The awk expression in the overall command is displaying the last two fields. Since NF is awk's way of expressing the number of fields, $NF is the value of the final field and $(NF-1) is the value of the preceding field. The blank within the quotes keeps these fields from being jammed together.
The sort command then sorts all of the output alphanumerically while the final command, uniq -c, counts how many times each output line appears in the each sequential group in the overall output.
Note that it helps to be familiar with where all the stats came from. Looking at the chkrootkit output directly, you would likely see many lines like these
ROOTDIR is `/' Checking `amd'... not found Checking `basename'... not infected Checking `biff'... not found Checking `chfn'... not infected Checking `chsh'... not infected Checking `cron'... not infected Checking `crontab'... not infected Checking `date'... not infected Checking `du'... not infected Checking `dirname'... not infected Checking `echo'... not infected Checking `egrep'... not infected Checking `env'... not infected Checking `find'... not infected Checking `fingerd'... not found Checking `gpm'... not found Checking `grep'... not infected
These lines all indicate the chkrootkit did a lot of checking on possible command infections, but found no problems. A little later, you might see lines like these indicating that possible signs of malware were not found on the system.
Searching for sniffer's logs, it may take a while... nothing found Searching for HiDrootkit's default dir... nothing found Searching for t0rn's default files and dirs... nothing found Searching for t0rn's v8 defaults... nothing found
The piped command provides a useful summary and can be easily turned into a script so you don't have to type it or even remember it every time you want to use it.
#!/bin/bash
sudo chkrootkit | awk '{print $(NF-1) " " $NF}' | sort | uniq -c
The command took only about 30 seconds to run on my system and makes it very easy for me to run these checks routinely.
User processes
To generate a list of the process IDs associated with processes that some particular user is running, you can use a command like this one:
$ ps aux | grep nemo | grep -v grep | awk '{print $2}'
903665
903674
903680
903695
903703
This piped command uses ps aux to list all running processes, narrows the output down to only those processes being run by the user nemo, excludes the "grep nemo" command (since it's not being run by nemo) and then reduces the listing to just the process IDs. If you want to just see the number of processes instead all the process IDs, add another pipe and a wc -l command.
$ ps aux | grep nemo | grep -v grep | awk '{print $2}' | wc -l
5
If you are looking at a user logged in on the system console, you might want to pipe the output to the column command so that you see all the processes on a single screen.

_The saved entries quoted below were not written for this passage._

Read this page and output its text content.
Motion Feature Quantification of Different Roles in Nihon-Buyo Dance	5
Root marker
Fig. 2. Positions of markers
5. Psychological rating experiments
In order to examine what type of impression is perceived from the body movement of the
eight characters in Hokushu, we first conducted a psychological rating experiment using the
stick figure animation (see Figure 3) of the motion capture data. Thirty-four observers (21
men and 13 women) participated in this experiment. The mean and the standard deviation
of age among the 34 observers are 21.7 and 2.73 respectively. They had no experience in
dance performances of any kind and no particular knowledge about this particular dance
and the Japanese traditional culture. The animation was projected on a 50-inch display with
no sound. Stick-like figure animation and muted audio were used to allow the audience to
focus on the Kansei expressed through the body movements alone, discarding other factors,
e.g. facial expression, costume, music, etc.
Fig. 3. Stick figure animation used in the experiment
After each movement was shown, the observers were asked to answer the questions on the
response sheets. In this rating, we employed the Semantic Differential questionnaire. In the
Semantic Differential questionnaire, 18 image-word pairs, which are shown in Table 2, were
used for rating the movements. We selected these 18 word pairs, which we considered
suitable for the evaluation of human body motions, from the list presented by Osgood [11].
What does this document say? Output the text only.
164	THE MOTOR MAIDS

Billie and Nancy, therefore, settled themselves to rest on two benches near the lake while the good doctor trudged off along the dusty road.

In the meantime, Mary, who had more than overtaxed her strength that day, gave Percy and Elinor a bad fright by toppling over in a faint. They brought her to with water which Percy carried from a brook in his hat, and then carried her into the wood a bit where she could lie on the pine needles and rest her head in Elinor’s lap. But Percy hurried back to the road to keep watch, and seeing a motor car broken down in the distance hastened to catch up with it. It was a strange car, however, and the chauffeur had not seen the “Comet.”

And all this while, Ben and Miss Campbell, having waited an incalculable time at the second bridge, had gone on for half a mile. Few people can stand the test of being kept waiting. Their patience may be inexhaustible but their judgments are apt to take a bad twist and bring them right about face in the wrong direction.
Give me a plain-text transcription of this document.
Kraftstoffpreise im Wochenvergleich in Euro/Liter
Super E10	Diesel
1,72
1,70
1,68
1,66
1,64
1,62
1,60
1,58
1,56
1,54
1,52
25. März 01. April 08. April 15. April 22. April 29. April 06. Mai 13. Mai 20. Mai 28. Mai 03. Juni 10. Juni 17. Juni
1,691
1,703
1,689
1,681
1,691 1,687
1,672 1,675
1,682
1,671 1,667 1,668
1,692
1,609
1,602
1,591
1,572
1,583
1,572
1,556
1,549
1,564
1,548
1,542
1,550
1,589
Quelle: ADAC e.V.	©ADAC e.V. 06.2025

$ ps aux | grep shs | grep -v grep | awk '{print $2}' | column
4508 4620 4728 4764 4802 4856 4884 4893 5030 6003
4515 4621 4729 4770 4814 4868 4886 4895 5046 897442
4528 4623 4737 4774 4819 4869 4888 4896 5049 897447
4538 4650 4741 4775 4821 4878 4889 4897 5092 897455
4541 4703 4742 4781 4827 4879 4890 4992 5258 904175
4543 4710 4745 4788 4839 4880 4891 5016 5276 904178
4545 4723 4753 4790 4846 4881 4892 5021 5997 904179
Wrap-Up
As you can see from the commands above, pipes can help you turn the output of Linux commands into a form that displays just what you want to know. And, regardless of how complex these commands turn out to be, you can save them as aliases or scripts so that you don't have to recreate them every time you need to use them.